New details have emerged about why a Navy Seals convoy flew a campaign flag for President Donald Trump on a Kentucky highway in late January, according to documents obtained by the Herald-Leader.

The blue Trump flag, affixed “to a rear [Humvee] antenna with zip ties,” was flown on a convoy of 11 vehicles containing 12 Navy personnel, said the Department of the Navy inquiry obtained using the Freedom of Information Act (FOIA). The names of the individuals were redacted in the report because disclosure would endanger the lives or safety of personnel, the Navy said.

The flag was attached by a Navy Seal who, according to an interview the Department of the Navy conducted with him on Feb. 3, “made the decision to place the flag on the Humvee without discussing it with anyone in the convoy.”

“He placed it on the Humvee on Friday before departing,” the documents stated. “He did not know who owned the flag because he has bought many campaign flags for the members of his Troop. He was unaware of any regulations that flying the campaign flag would have violated. [The man who attached the flag] drove home for the weekend and was not with the convoy while it transited.”

The Navy Seals group was traveling from Ft. Knox to Muscatatuck Urban Training Center (MUTC) in Butlerville, Ind., roughly 110 miles away, the documents stated. The convoy commander, unnamed in the report, traveled with the convoy on Jan. 29 at 11 a.m. This commander was responsible for inspecting all the vehicles prior to departure and was aware the flag was on the vehicle.

“[The convoy commander] was also aware of the rules precluding Department of Defense (DoD) endorsement of political candidates during an election,” the documents stated. “However, he believed that flying the flag was not inappropriate since the election was over and since the candidate was now the Commander in Chief of the Armed Forces.”

This thinking violated a long-standing DoD policy to avoid any activity that might imply DoD endorsement of a political campaign, the documents stated.

About 30 minutes into the drive on I-65, the convoy commander noticed that the flag was getting a good deal of attention from civilian drivers, “some of which was negative attention.”

“At this point, he felt like the correct course of action would have been to take the flag down,” the documents stated. “However, he was concerned that it would be unsafe for the convoy and its members to pull over while on the highway.”

The preliminary inquiry officer disputed the convoy’s safety concerns, adding that “there would have been multiple opportunities to safely exit I-65 to a rest stop or gas station and remove the flag.”

The convoy decided to wait until they reached their destination before taking down the flag.

“This episode served to cast a bright and unwanted spotlight on our actions and location,” the preliminary inquiry officer said.

At least two videos of the flag garnered significant local and national attention, particularly from ABC, CBS, and Fox News. The Department of Defense (DoD) initially told the Herald-Leader that the vehicles didn’t belong to an active military unit.
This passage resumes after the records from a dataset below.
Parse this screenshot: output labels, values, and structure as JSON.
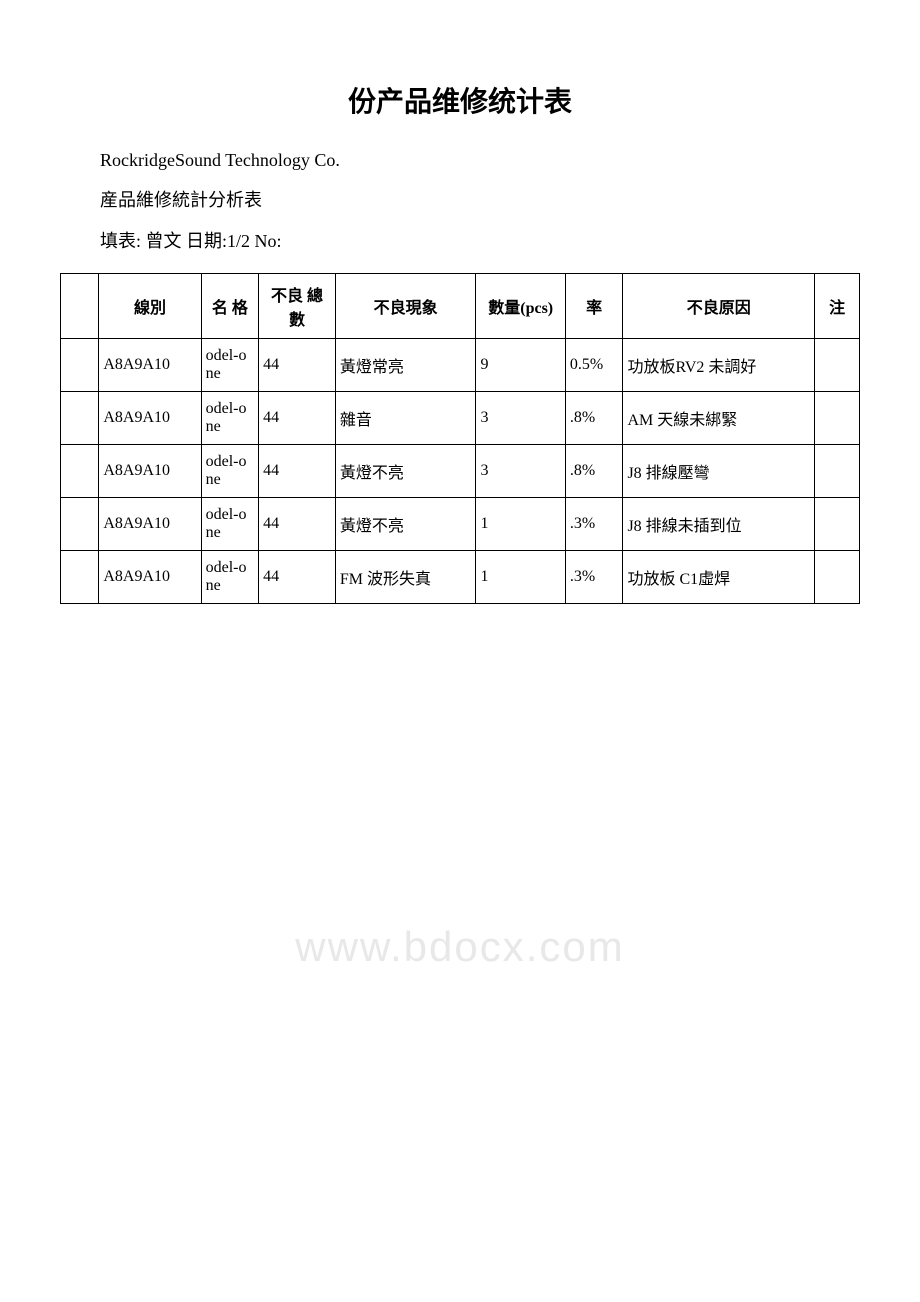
{
  "title": "份产品维修统计表",
  "company": "RockridgeSound Technology Co.",
  "subtitle": "産品維修統計分析表",
  "form_line": " 填表: 曾文 日期:1/2 No:",
  "watermark": "www.bdocx.com",
  "headers": {
    "col0": "",
    "col1": "線別",
    "col2": "名\n格",
    "col3": "不良\n總數",
    "col4": "不良現象",
    "col5": "數量(pcs)",
    "col6": "率",
    "col7": "不良原因",
    "col8": "注"
  },
  "rows": [
    {
      "c0": "",
      "c1": "A8A9A10",
      "c2": "odel-one",
      "c3": "44",
      "c4": "黃燈常亮",
      "c5": "9",
      "c6": "0.5%",
      "c7": "功放板RV2 未調好",
      "c8": ""
    },
    {
      "c0": "",
      "c1": "A8A9A10",
      "c2": "odel-one",
      "c3": "44",
      "c4": "雜音",
      "c5": "3",
      "c6": ".8%",
      "c7": "AM 天線未綁緊",
      "c8": ""
    },
    {
      "c0": "",
      "c1": "A8A9A10",
      "c2": "odel-one",
      "c3": "44",
      "c4": "黃燈不亮",
      "c5": "3",
      "c6": ".8%",
      "c7": "J8 排線壓彎",
      "c8": ""
    },
    {
      "c0": "",
      "c1": "A8A9A10",
      "c2": "odel-one",
      "c3": "44",
      "c4": "黃燈不亮",
      "c5": "1",
      "c6": ".3%",
      "c7": "J8 排線未插到位",
      "c8": ""
    },
    {
      "c0": "",
      "c1": "A8A9A10",
      "c2": "odel-one",
      "c3": "44",
      "c4": "FM 波形失真",
      "c5": "1",
      "c6": ".3%",
      "c7": "功放板 C1虛焊",
      "c8": ""
    }
  ],
  "styling": {
    "background_color": "#ffffff",
    "text_color": "#000000",
    "border_color": "#000000",
    "watermark_color": "#e8e8e8",
    "title_fontsize": 28,
    "body_fontsize": 16,
    "subtitle_fontsize": 18
  }
}
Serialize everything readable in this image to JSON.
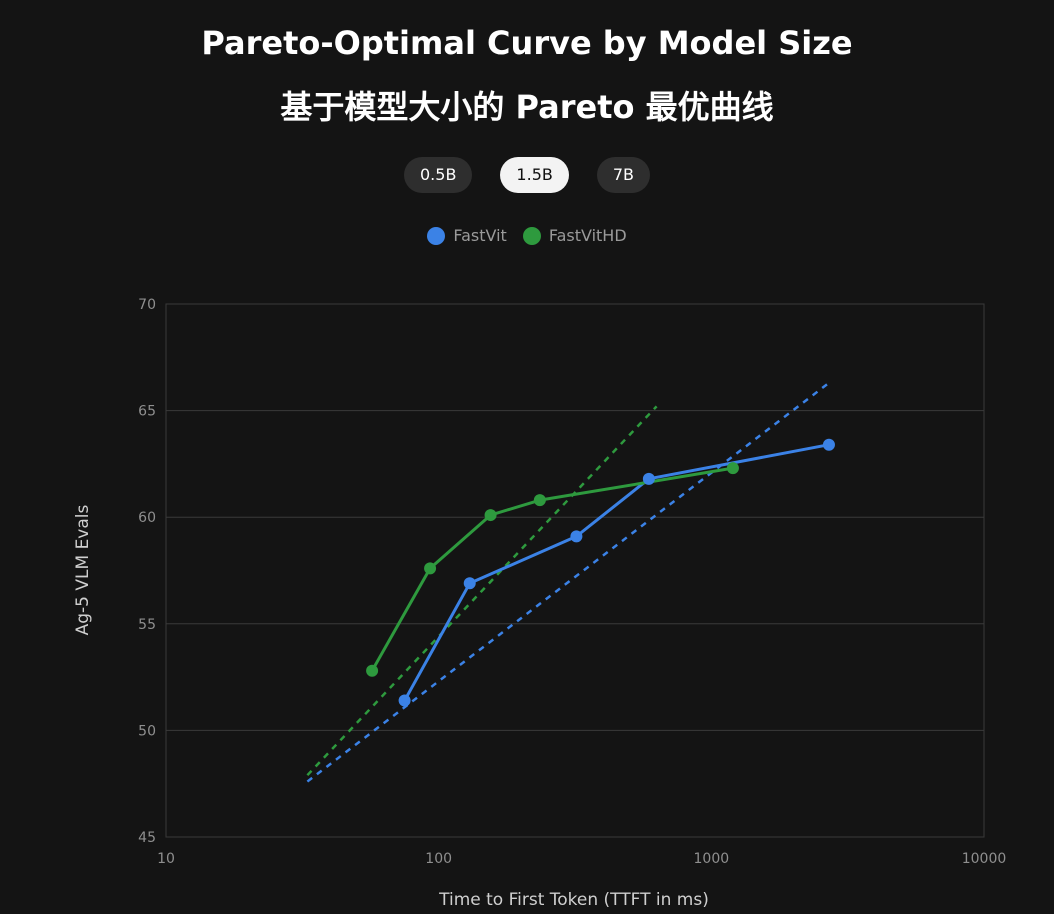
{
  "title": "Pareto-Optimal Curve by Model Size",
  "subtitle": "基于模型大小的 Pareto 最优曲线",
  "tabs": [
    {
      "label": "0.5B",
      "active": false
    },
    {
      "label": "1.5B",
      "active": true
    },
    {
      "label": "7B",
      "active": false
    }
  ],
  "legend": [
    {
      "label": "FastVit",
      "color": "#3b82e6"
    },
    {
      "label": "FastVitHD",
      "color": "#2e9a3e"
    }
  ],
  "chart_data": {
    "type": "line",
    "xlabel": "Time to First Token (TTFT in ms)",
    "ylabel": "Ag-5 VLM Evals",
    "xscale": "log",
    "xlim": [
      10,
      10000
    ],
    "ylim": [
      45,
      70
    ],
    "xticks": [
      10,
      100,
      1000,
      10000
    ],
    "yticks": [
      45,
      50,
      55,
      60,
      65,
      70
    ],
    "grid": "horizontal",
    "legend_position": "top-center",
    "series": [
      {
        "name": "FastVit",
        "color": "#3b82e6",
        "x": [
          75,
          130,
          320,
          590,
          2700
        ],
        "y": [
          51.4,
          56.9,
          59.1,
          61.8,
          63.4
        ],
        "trend": {
          "x": [
            33,
            2700
          ],
          "y": [
            47.6,
            66.3
          ]
        }
      },
      {
        "name": "FastVitHD",
        "color": "#2e9a3e",
        "x": [
          57,
          93,
          155,
          235,
          1200
        ],
        "y": [
          52.8,
          57.6,
          60.1,
          60.8,
          62.3
        ],
        "trend": {
          "x": [
            33,
            630
          ],
          "y": [
            47.9,
            65.2
          ]
        }
      }
    ]
  }
}
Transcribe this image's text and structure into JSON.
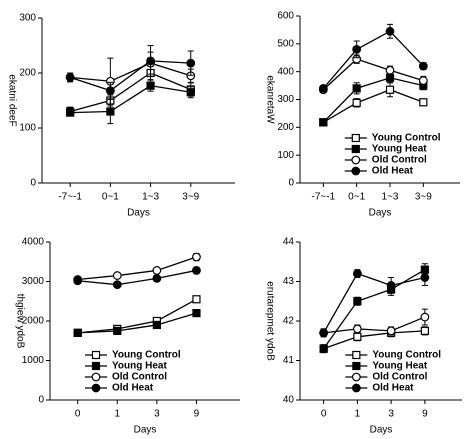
{
  "chart_data": [
    {
      "type": "line",
      "x_label": "Days",
      "y_label": "ekatni deeF",
      "categories": [
        "-7~-1",
        "0~1",
        "1~3",
        "3~9"
      ],
      "ylim": [
        0,
        300
      ],
      "yticks": [
        0,
        100,
        200,
        300
      ],
      "legend": false,
      "series": [
        {
          "name": "Young Control",
          "color": "#000000",
          "marker": "open-square",
          "values": [
            130,
            150,
            200,
            170
          ],
          "errors": [
            8,
            10,
            12,
            12
          ]
        },
        {
          "name": "Young Heat",
          "color": "#000000",
          "marker": "filled-square",
          "values": [
            128,
            130,
            177,
            165
          ],
          "errors": [
            6,
            22,
            10,
            10
          ]
        },
        {
          "name": "Old Control",
          "color": "#000000",
          "marker": "open-circle",
          "values": [
            192,
            185,
            218,
            195
          ],
          "errors": [
            8,
            42,
            20,
            12
          ]
        },
        {
          "name": "Old Heat",
          "color": "#000000",
          "marker": "filled-circle",
          "values": [
            192,
            168,
            222,
            218
          ],
          "errors": [
            8,
            15,
            28,
            22
          ]
        }
      ]
    },
    {
      "type": "line",
      "x_label": "Days",
      "y_label": "ekanretaW",
      "categories": [
        "-7~-1",
        "0~1",
        "1~3",
        "3~9"
      ],
      "ylim": [
        0,
        600
      ],
      "yticks": [
        0,
        100,
        200,
        300,
        400,
        500,
        600
      ],
      "legend": "lower center",
      "series": [
        {
          "name": "Young Control",
          "color": "#000000",
          "marker": "open-square",
          "values": [
            218,
            288,
            335,
            290
          ],
          "errors": [
            8,
            15,
            25,
            8
          ]
        },
        {
          "name": "Young Heat",
          "color": "#000000",
          "marker": "filled-square",
          "values": [
            218,
            340,
            378,
            350
          ],
          "errors": [
            8,
            20,
            18,
            15
          ]
        },
        {
          "name": "Old Control",
          "color": "#000000",
          "marker": "open-circle",
          "values": [
            335,
            445,
            405,
            368
          ],
          "errors": [
            8,
            15,
            15,
            15
          ]
        },
        {
          "name": "Old Heat",
          "color": "#000000",
          "marker": "filled-circle",
          "values": [
            340,
            480,
            545,
            420
          ],
          "errors": [
            8,
            30,
            25,
            12
          ]
        }
      ]
    },
    {
      "type": "line",
      "x_label": "Days",
      "y_label": "thgiew ydoB",
      "categories": [
        "0",
        "1",
        "3",
        "9"
      ],
      "ylim": [
        0,
        4000
      ],
      "yticks": [
        0,
        1000,
        2000,
        3000,
        4000
      ],
      "legend": "lower left",
      "series": [
        {
          "name": "Young Control",
          "color": "#000000",
          "marker": "open-square",
          "values": [
            1700,
            1800,
            2000,
            2550
          ],
          "errors": [
            40,
            40,
            50,
            50
          ]
        },
        {
          "name": "Young Heat",
          "color": "#000000",
          "marker": "filled-square",
          "values": [
            1700,
            1750,
            1900,
            2200
          ],
          "errors": [
            40,
            40,
            50,
            50
          ]
        },
        {
          "name": "Old Control",
          "color": "#000000",
          "marker": "open-circle",
          "values": [
            3050,
            3150,
            3280,
            3620
          ],
          "errors": [
            60,
            60,
            70,
            90
          ]
        },
        {
          "name": "Old Heat",
          "color": "#000000",
          "marker": "filled-circle",
          "values": [
            3020,
            2920,
            3080,
            3280
          ],
          "errors": [
            60,
            60,
            70,
            80
          ]
        }
      ]
    },
    {
      "type": "line",
      "x_label": "Days",
      "y_label": "erutarepmet ydoB",
      "categories": [
        "0",
        "1",
        "3",
        "9"
      ],
      "ylim": [
        40,
        44
      ],
      "yticks": [
        40,
        41,
        42,
        43,
        44
      ],
      "legend": "lower center",
      "series": [
        {
          "name": "Young Control",
          "color": "#000000",
          "marker": "open-square",
          "values": [
            41.3,
            41.6,
            41.7,
            41.75
          ],
          "errors": [
            0.1,
            0.1,
            0.1,
            0.1
          ]
        },
        {
          "name": "Young Heat",
          "color": "#000000",
          "marker": "filled-square",
          "values": [
            41.3,
            42.5,
            42.8,
            43.3
          ],
          "errors": [
            0.1,
            0.1,
            0.15,
            0.15
          ]
        },
        {
          "name": "Old Control",
          "color": "#000000",
          "marker": "open-circle",
          "values": [
            41.7,
            41.8,
            41.75,
            42.1
          ],
          "errors": [
            0.1,
            0.1,
            0.1,
            0.2
          ]
        },
        {
          "name": "Old Heat",
          "color": "#000000",
          "marker": "filled-circle",
          "values": [
            41.7,
            43.2,
            42.9,
            43.1
          ],
          "errors": [
            0.1,
            0.1,
            0.2,
            0.2
          ]
        }
      ]
    }
  ]
}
The Navy Seals formally punished the unit on Feb. 28 but none of the details were released, said Lt. Jacqui Maxwell of the Naval Special Warfare Group 2 in Virginia Beach, Va. According to the documents, the commanding Seals officer directed a teamwide remedial training on safe convoy operations and partisan political activity. That remedial training was completed by Feb. 9.

“It is my hope that this incident will serve as an reminder about how seemingly minor errors in judgment can have far reaching 2nd and 3rd order effects,” the commanding officer wrote in one of the documents, “which can in turn have major implications for our Command, Naval Special Warfare, and ultimately our reputation in the eyes of the country which we are sworn to protect.”